The AP’s reporting that the SF Chronicle will begin printing some of their pages on glossy paper on Monday “to better serve readers and advertisers.” They say the Chron’s “front page, most section fronts and some inside pages will be printed on high-gloss paper during the week. On Sundays, the main news section and several features sections will be glossy.”
How to decide what to say next? Choose Your Own Adventure:
— Of course, my Chronicle is already glossy, it’s called a screen!
— Have you ever heard the phrase, “polishing a turd?” Yeah.
— I wonder how many good reporters they had to lay off to pay for that?
— Remark from the comments go here.
— From a media insider: “This will indeed serve me better because now my hands won’t get all ink-stained when I use the Chron to pack all the knickkacks I’m selling on eBay”
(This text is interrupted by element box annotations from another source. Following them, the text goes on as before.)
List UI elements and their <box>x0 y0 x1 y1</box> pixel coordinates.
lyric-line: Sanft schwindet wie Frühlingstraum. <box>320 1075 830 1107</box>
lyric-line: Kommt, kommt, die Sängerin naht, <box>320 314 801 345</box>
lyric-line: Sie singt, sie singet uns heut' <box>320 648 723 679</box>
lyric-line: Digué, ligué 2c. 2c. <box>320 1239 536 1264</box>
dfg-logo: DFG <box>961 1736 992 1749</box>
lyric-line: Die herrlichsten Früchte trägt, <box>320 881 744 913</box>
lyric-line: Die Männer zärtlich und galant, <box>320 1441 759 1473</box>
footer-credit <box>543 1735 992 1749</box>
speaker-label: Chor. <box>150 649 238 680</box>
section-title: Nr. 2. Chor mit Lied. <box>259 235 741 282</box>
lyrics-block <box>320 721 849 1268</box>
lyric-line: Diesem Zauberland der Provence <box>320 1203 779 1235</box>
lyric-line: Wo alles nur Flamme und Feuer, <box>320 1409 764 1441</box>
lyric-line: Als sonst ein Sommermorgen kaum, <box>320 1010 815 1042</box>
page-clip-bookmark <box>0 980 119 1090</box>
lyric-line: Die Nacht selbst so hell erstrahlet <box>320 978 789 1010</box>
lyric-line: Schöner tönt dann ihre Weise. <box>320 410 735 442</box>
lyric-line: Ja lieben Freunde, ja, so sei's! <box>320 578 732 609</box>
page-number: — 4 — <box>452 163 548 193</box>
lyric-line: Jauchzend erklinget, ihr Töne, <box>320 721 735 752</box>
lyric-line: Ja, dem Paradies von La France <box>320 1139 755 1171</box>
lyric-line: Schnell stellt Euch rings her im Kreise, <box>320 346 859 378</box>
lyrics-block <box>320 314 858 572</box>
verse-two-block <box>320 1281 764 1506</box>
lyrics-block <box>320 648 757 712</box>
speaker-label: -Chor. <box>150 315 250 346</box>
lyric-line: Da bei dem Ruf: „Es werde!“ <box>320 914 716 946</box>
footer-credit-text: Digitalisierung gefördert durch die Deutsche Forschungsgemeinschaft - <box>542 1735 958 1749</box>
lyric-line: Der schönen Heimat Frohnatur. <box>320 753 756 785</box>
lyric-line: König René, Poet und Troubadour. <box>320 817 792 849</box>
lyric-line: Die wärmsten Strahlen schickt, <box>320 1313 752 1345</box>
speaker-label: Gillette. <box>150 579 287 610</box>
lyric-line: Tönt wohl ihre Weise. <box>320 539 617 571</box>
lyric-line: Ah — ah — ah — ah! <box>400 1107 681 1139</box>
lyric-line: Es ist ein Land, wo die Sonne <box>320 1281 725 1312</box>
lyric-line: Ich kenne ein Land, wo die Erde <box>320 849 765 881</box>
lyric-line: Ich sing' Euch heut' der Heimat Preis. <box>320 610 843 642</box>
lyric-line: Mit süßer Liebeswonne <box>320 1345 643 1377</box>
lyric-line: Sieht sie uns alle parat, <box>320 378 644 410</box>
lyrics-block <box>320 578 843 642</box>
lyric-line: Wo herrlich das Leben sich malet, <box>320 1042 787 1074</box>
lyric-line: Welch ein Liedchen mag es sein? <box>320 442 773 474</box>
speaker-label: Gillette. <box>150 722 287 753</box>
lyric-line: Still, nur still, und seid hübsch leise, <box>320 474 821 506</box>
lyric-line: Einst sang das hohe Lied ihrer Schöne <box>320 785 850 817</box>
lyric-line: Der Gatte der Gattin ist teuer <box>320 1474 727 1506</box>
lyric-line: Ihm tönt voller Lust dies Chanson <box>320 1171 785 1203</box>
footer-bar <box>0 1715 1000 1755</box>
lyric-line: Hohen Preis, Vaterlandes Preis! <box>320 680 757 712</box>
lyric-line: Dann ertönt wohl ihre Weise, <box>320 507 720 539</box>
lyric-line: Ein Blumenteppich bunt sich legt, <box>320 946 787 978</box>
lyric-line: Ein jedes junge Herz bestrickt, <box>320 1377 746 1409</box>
Where was I? Oh, yeah, if the addition of glossy pages’ll make you but the paper, please, speak up. ANYWAY, also today, that well-known super fun publication, the Wall Street Journal, has announced its weekly San Francisco edition will launch tomorrow, “focusing on local news and events.” Because when I think event coverage, i think The WSJ. No, I kid, seriously, maybe it’ll be cool?
You can read that stuff online here. I can’t tell if it’s going to be behind a pay wall, as much of the Journal’s online content is, and I don’t see a SF specific RSS feed yet (do you?) Update: BayNewser’s got the scoop, saying “most of the content on the WSJ.com/SF site will be free, since it is general news. Business and finance stories, however, will be subscriber-only.”
BayNewser spoke to a spokesperson from the Journal, who said A WSJ spokeswoman “that all editing and reporting will be done by current Journal staff.” They note that that’s a big contrast to the NYT Bay Area, which is staffed by
students freelancers because “having Times reporters do the reporting and writing ‘doesn’t really fit within (their) staffing model.'”
My much-smarter-than me friend who notified me about the launch said “I find all of this incredibly interesting. I still don’t have a handle on why they think this is a good move, biz strategy wise.” And I am inclined to agree — if you’re laying off folks at home, as the recently Bay Areaish NY Times and Journal are doing, why not play to your core strengths instead of spreading out (or going glossy)? Isn’t that (not the glossy part) how Rome fell?